Najman skomentował porażkę Różala – ‘Czasami nie warto używać takich wielkich słów’ [WIDEO]

przez Przemek Krautz

23 października odbyła się pierwsza edycja gali walk na gołe pięści Genesis. W nowej formule zadebiutował m.in. Marcin Różalski, który zmierzył się z Joshem Barnettem.
Lepszym zawodnikiem okazał się Amerykanin, który rozbił powracającego po dłuższej przerwie Polaka. Po drugiej rundzie Różal krzyczał „Nie widzę na oko, ku*wa!”. Z powodu kontuzji lekarz nie pozwolił mu kontynuować walki.
Po przegranej Różal spotkał się z krytyką ze strony nie tylko kibiców, ale także innych sportowców, którzy przypomnieli narrację prowadzoną przed walką, kiedy to Marcin Różalski mówił, że chciałby zginąć w ringu, jednak nie mógł walczyć dalej z powodu kontuzji oka.

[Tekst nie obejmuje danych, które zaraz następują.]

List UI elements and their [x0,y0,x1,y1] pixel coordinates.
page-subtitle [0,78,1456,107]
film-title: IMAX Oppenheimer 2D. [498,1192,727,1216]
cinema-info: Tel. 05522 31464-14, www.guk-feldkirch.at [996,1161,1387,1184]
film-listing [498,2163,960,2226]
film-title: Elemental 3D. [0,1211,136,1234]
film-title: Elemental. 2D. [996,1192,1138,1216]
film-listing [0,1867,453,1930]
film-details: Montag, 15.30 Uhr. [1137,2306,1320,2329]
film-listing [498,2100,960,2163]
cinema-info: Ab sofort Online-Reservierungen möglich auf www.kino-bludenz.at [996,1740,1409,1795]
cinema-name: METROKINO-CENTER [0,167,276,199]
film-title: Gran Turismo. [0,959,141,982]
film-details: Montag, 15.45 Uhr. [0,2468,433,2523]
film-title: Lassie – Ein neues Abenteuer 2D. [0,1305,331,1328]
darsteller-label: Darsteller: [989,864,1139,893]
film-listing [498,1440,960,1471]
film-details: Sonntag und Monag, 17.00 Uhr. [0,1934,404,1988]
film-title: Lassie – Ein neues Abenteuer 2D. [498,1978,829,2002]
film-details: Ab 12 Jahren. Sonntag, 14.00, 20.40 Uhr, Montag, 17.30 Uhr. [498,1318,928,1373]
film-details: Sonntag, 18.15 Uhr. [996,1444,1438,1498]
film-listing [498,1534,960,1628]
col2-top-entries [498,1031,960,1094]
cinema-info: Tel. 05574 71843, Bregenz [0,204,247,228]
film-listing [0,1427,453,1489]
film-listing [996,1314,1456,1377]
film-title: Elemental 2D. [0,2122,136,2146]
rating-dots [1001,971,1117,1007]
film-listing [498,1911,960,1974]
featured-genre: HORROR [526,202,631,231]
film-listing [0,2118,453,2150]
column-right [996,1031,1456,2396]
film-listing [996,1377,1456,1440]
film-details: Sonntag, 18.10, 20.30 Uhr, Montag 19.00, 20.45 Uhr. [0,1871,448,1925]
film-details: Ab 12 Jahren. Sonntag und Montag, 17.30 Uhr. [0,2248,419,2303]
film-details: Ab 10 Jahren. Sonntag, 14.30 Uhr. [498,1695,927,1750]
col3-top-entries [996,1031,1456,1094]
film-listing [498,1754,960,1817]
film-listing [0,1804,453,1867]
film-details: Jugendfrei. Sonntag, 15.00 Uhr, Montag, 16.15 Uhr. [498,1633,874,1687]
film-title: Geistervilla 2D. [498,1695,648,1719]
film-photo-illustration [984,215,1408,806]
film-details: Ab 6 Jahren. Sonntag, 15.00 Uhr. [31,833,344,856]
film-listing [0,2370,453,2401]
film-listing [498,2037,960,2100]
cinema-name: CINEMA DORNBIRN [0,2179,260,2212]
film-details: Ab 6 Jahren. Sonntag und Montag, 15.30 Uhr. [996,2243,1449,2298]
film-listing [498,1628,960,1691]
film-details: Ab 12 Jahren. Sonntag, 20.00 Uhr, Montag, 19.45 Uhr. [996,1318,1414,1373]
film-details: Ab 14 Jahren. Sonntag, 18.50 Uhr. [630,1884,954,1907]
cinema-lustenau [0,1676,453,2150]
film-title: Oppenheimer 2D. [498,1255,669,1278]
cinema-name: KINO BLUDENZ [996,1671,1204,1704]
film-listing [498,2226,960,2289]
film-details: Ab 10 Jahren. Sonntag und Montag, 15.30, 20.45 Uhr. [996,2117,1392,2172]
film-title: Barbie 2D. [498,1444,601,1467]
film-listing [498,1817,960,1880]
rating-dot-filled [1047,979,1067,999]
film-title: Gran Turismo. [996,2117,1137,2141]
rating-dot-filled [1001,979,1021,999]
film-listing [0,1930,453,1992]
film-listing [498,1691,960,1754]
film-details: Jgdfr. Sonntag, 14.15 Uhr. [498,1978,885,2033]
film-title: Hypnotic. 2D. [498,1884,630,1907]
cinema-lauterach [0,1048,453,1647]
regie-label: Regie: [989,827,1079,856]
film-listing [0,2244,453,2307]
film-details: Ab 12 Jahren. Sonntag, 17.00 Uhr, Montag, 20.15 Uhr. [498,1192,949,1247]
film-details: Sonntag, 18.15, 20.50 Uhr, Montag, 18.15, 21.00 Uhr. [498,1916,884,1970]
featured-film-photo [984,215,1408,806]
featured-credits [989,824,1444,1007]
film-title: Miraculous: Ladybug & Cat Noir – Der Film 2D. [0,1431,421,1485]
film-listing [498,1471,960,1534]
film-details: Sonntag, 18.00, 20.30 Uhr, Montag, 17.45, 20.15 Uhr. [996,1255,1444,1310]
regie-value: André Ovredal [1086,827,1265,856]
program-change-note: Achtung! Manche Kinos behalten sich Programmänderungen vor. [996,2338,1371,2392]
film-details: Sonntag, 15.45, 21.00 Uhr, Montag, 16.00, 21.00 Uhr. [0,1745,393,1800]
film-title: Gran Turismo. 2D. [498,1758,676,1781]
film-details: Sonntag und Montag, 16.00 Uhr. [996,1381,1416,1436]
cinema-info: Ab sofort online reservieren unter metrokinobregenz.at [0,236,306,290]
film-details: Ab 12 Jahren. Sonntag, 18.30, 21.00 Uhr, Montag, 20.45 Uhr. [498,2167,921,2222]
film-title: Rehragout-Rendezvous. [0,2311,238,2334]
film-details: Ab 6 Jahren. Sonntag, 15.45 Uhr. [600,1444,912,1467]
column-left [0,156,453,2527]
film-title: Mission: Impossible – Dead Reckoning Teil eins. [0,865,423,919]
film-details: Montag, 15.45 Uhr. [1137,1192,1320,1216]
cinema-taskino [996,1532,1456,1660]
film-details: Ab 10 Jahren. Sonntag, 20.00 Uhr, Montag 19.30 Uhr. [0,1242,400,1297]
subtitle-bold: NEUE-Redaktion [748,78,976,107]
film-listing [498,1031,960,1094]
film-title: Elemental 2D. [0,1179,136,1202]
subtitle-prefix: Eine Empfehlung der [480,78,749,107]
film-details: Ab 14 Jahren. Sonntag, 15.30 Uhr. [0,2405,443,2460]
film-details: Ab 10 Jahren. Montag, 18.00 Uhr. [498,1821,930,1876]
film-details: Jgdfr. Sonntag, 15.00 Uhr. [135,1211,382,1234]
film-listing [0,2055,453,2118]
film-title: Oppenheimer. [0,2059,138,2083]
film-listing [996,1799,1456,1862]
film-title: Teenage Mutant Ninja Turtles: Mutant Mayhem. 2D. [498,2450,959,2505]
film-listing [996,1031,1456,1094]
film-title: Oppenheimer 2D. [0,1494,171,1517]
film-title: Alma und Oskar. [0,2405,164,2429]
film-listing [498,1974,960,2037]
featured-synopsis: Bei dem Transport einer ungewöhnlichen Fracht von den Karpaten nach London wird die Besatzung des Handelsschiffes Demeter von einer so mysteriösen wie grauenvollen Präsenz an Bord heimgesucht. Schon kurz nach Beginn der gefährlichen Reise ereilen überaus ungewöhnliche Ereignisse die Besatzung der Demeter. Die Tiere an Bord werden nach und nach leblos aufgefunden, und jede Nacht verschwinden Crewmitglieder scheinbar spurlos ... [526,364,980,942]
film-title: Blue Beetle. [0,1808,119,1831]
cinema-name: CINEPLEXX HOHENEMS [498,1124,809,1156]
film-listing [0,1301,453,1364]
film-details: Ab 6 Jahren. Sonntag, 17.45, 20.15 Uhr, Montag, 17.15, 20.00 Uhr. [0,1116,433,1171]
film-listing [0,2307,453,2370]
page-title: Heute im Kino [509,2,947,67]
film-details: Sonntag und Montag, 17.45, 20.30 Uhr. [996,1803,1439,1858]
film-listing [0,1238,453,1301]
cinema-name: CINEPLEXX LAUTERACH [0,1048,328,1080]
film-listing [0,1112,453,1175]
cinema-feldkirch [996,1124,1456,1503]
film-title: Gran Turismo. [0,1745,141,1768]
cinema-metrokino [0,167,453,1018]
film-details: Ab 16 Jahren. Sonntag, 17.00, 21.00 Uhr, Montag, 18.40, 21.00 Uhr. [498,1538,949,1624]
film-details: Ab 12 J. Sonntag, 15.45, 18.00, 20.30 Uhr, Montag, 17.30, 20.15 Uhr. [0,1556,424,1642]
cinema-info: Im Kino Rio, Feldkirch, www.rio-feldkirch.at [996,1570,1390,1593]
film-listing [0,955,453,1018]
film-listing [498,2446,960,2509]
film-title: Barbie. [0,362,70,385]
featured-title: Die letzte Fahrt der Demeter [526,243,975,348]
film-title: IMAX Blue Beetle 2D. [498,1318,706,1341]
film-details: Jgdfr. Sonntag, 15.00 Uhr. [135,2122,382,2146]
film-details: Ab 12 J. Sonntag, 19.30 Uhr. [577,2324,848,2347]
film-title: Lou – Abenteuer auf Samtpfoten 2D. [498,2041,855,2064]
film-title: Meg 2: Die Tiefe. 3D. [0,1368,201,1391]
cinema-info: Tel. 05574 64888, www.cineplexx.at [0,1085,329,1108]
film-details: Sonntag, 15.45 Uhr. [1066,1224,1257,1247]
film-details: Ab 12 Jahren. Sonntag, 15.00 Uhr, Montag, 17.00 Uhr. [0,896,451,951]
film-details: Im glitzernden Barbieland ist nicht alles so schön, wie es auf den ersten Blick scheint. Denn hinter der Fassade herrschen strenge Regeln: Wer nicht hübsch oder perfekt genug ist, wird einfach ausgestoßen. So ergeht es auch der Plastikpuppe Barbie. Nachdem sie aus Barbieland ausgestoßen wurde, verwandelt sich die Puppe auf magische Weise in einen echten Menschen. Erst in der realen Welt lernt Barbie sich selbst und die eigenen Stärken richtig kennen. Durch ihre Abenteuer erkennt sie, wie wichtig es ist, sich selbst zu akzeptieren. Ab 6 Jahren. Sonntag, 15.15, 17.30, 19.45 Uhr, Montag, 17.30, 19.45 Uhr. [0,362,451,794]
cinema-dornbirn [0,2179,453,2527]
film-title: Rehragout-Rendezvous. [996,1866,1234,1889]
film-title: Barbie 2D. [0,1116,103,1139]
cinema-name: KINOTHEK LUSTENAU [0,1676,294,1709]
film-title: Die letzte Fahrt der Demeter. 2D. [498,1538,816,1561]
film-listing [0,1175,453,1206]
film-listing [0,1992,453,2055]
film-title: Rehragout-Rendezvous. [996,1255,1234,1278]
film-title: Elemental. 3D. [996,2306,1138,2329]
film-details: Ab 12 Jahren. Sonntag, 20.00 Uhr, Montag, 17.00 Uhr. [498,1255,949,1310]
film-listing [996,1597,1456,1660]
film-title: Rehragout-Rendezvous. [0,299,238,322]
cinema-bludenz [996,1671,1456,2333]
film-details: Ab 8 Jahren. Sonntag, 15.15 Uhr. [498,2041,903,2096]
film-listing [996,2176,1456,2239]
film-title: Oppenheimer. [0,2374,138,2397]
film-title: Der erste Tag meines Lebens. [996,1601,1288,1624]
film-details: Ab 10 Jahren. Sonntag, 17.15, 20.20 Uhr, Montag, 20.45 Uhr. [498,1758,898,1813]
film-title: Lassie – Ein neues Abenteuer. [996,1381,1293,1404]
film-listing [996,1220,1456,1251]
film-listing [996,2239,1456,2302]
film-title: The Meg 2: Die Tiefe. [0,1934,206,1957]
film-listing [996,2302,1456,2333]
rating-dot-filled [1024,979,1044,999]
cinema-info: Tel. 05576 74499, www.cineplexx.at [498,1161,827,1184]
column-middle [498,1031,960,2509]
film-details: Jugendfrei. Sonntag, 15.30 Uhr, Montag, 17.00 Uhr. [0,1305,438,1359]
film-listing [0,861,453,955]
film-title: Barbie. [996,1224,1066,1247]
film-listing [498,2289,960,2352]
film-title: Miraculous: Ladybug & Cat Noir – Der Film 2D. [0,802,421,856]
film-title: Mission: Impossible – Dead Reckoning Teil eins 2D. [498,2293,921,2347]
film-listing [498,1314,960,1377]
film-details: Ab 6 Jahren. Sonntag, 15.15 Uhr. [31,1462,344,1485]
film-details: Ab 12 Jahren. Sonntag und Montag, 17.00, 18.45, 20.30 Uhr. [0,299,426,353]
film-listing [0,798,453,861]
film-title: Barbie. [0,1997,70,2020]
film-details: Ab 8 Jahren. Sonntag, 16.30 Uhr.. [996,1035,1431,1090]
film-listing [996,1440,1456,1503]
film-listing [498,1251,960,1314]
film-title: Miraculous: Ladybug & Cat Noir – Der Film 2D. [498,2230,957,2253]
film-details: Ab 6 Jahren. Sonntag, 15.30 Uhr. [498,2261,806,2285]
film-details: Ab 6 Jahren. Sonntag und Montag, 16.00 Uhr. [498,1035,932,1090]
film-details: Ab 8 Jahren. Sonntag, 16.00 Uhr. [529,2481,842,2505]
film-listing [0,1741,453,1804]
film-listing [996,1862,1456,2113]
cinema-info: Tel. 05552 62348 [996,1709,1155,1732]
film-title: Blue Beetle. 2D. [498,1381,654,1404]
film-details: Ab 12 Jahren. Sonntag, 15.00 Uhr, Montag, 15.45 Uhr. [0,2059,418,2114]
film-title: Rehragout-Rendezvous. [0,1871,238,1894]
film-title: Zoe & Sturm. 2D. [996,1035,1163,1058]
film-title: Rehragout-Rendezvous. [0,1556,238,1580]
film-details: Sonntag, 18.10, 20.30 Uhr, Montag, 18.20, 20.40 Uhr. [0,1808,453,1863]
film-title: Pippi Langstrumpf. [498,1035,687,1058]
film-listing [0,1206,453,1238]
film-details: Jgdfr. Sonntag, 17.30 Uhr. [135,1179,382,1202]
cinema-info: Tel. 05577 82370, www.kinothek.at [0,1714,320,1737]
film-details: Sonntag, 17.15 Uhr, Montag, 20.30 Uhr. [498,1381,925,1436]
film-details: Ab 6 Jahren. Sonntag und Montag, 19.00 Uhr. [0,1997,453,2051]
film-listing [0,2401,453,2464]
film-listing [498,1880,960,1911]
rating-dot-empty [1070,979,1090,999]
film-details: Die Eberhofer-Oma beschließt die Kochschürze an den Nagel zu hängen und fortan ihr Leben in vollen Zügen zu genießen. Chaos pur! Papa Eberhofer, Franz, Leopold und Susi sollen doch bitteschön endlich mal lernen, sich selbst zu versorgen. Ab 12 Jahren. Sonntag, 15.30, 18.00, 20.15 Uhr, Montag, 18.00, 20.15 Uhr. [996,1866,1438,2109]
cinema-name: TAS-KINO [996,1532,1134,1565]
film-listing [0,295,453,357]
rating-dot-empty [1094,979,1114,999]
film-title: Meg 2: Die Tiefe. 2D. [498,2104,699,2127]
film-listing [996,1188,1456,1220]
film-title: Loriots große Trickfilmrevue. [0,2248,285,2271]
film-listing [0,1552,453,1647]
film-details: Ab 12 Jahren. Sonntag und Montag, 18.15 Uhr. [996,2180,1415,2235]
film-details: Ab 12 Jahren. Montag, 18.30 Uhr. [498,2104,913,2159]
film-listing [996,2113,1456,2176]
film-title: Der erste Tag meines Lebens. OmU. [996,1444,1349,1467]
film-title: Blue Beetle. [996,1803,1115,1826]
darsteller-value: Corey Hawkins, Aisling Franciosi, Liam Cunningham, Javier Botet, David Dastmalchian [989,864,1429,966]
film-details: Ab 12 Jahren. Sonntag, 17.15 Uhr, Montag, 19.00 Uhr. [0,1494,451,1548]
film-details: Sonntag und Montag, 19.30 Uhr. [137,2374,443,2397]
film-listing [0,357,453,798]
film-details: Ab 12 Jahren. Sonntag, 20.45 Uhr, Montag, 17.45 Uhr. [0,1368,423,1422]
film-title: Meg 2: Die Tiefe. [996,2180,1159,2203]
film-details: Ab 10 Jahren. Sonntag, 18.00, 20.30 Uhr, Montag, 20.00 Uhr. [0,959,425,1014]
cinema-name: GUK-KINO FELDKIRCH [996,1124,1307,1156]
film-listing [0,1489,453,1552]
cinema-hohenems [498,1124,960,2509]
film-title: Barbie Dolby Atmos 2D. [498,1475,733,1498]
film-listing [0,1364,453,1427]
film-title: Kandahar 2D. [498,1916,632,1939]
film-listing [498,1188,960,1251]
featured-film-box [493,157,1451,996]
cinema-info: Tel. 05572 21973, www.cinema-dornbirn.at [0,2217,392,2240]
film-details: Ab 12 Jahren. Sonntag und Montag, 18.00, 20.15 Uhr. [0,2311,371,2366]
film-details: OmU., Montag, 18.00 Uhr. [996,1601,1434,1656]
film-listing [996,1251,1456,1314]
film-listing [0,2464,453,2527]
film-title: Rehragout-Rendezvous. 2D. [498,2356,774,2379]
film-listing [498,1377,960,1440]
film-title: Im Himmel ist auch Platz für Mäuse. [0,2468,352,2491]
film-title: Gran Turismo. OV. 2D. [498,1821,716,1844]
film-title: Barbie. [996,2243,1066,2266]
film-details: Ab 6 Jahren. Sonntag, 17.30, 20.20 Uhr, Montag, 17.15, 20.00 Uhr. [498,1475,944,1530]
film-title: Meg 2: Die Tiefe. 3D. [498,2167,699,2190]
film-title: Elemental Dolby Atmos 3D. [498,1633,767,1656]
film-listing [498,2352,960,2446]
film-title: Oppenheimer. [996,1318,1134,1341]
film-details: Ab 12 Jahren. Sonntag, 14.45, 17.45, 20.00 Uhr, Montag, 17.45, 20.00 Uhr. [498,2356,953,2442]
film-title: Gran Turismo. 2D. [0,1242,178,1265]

Do całej sprawy kilkukrotnie odniósł się sam zawodnik, który przepraszał, że nie zginął w trakcie pojedynku i wyjaśnił, że to, co krzyczał w ringu, było odpowiedzią na pytanie sekundanta, a o kontynuowaniu walki nie decydował on, tylko lekarz.
Całą sytuację komentowali między innymi inni sportowcy. Tym razem głos zabrał Marcin Najman, który wspomniał, że być może Różal użył zbyt “wielkich słów”.
– Słuchajcie, są walki, z których człowiek nie może być dumny. Ja mam również takie walki na swoim koncie choćby z tym litewskim kulturystą. I przede wszystkim, dlatego że tę walkę odpuściłem. Tego nie powinienem zrobić i wstyd mi jest za to. Natomiast jak pokazuje życie, na każdego kozaka znajdzie się jakiś kozak. Czasami nie warto takich wielkich słów używać w kontekście sportu, bo wszyscy jesteśmy tylko ludźmi i każdy ma jakieś swoje słabości. Marcin Różalski wydaje mi się, że wykazał jakąś słabość między drugą a trzecią rundą i tyle w temacie. Natomiast zaklinanie rzeczywistości w moim odczuciu jest niepotrzebne, bo koń, jaki jest, każdy widzi. – powiedział El Testosteron w filmie udostępnionym na kanale ”W ringu z Najmanem”.